General. This Agreement and the documents expressly referenced herein, shall constitute the entire Agreement between the Parties hereto with respect to the subject matter hereof, and shall supersede all prior and contemporaneous agreements, representations and negotiations of the Parties concerning the subject matter hereof and the terms applicable thereto. This Agreement may not be supplemented, modified or amended in any manner, except by an instrument in writing stating that it is a supplement, modification or amendment of this Agreement and signed by each of the Parties hereto. No waiver of any of the provisions of this Agreement shall be deemed or constitute a waiver of any other provision, whether or not similar, nor shall any waiver constitute a continuing waiver. No waiver shall be binding unless executed in writing by the Party making the waiver. All terms and provisions contained herein shall inure to the benefit of and shall be binding on each of the Parties hereto and their respective successors and permitted assigns and each of them. This Agreement shall be deemed to have been entered into, and shall be construed and interpreted, in accordance with the laws of the State of California without reference to California’s application of principles of conflicts of law. In the event that any provisions hereof are deemed to be illegal or unenforceable, such a determination shall not affect the validity or enforceability of the remaining provisions hereof, all of which shall remain in full force. As used in this Agreement, the masculine, feminine and neuter gender, and singular and plural number shall be deemed to include the other and others whenever the context so indicates. All captions used in this Agreement are for convenience only and shall not be construed in interpreting this Agreement. Time is of the essence for this Agreement and all of the terms, provisions, covenants and conditions hereof. This Agreement may not be assigned by either Party without the express written consent of each of the Parties.

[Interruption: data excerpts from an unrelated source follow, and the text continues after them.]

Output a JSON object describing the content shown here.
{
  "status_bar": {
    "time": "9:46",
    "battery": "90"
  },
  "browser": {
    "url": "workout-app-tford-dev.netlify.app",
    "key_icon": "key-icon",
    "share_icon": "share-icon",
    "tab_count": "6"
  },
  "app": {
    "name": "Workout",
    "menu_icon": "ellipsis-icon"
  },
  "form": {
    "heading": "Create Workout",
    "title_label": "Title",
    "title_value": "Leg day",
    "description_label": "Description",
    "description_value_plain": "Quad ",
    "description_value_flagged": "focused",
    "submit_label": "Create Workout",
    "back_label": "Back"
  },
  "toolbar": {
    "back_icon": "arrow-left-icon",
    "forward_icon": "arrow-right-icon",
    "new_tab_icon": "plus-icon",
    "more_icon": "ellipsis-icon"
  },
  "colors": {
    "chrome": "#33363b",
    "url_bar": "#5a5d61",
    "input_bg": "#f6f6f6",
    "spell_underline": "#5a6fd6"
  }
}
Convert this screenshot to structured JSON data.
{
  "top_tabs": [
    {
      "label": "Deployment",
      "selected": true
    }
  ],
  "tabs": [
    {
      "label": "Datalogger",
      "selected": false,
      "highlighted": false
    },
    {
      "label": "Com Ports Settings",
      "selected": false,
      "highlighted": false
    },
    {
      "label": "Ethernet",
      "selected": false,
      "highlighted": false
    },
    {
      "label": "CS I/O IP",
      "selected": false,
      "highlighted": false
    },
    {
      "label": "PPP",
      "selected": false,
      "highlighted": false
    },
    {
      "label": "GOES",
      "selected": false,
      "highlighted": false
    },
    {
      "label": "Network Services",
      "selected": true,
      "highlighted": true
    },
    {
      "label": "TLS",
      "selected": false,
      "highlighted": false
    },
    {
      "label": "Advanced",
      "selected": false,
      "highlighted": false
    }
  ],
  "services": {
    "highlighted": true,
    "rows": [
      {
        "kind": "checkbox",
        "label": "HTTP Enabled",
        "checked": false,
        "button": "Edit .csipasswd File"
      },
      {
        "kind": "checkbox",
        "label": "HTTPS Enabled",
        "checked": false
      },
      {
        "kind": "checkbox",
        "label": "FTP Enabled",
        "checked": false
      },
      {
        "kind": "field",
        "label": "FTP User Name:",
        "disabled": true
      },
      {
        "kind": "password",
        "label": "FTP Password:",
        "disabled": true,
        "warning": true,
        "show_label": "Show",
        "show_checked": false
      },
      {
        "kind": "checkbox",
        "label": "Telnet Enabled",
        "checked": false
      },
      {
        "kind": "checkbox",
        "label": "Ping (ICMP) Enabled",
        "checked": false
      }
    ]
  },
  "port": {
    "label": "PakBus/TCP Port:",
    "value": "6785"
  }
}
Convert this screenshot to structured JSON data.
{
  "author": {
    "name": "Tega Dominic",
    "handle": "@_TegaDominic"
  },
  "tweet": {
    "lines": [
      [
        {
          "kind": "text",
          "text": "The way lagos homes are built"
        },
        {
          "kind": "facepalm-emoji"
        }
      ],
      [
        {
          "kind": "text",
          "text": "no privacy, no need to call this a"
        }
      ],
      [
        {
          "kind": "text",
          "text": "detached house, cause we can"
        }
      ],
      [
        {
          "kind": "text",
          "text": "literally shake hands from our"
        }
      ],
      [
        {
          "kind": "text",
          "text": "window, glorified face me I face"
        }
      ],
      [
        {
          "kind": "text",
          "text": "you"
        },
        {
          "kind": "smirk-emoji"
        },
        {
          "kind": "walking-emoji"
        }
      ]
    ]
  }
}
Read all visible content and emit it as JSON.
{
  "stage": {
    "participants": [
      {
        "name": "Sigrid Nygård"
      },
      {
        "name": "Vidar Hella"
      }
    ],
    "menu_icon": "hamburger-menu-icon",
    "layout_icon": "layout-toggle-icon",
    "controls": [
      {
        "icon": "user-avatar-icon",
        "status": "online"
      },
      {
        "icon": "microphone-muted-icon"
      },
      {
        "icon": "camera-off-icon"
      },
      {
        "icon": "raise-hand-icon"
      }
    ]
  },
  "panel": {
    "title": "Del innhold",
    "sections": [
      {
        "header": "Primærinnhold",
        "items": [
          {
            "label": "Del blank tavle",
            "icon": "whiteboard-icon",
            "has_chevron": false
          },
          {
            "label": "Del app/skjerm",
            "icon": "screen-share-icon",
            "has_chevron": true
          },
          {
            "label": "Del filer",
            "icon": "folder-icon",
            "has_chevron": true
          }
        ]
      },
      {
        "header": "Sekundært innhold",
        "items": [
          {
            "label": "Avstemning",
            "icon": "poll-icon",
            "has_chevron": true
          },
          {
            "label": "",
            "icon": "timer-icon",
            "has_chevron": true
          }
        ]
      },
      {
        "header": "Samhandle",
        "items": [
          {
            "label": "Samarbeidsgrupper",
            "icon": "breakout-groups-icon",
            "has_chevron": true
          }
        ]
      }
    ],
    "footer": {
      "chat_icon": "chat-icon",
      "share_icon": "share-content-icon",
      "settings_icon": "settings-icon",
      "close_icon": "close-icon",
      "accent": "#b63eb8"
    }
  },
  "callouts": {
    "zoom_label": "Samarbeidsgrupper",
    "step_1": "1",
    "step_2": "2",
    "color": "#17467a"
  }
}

Arbitration. Any and all controversies, claims and disputes arising out of or relating to this Agreement, or the breach thereof, shall be settled by binding arbitration in the County of San Diego, State of California, in accordance with the Commercial Arbitration Rules of the American Arbitration Association then in effect. The arbitrator shall be an attorney admitted to practice law in the State of California with at least fifteen (15) years of business law experience. The award rendered by the arbitrator shall be final and non-appealable and may be entered as a final judgment in any court having jurisdiction thereof. The award of the arbitrator shall be in the form of findings of fact and conclusions of law and shall set forth in detail the legal and factual basis of the decision. EACH OF THE PARTIES ACKNOWLEDGES AND AGREES THAT BY ENTERING INTO THIS AGREEMENT WITH THE FOREGOING ARBITRATION PROVISION THAT THEY ARE GIVING UP THEIR RIGHT TO TRIAL BY JUDGE AND JURY AND GIVING UP THEIR RIGHT TO APPEAL.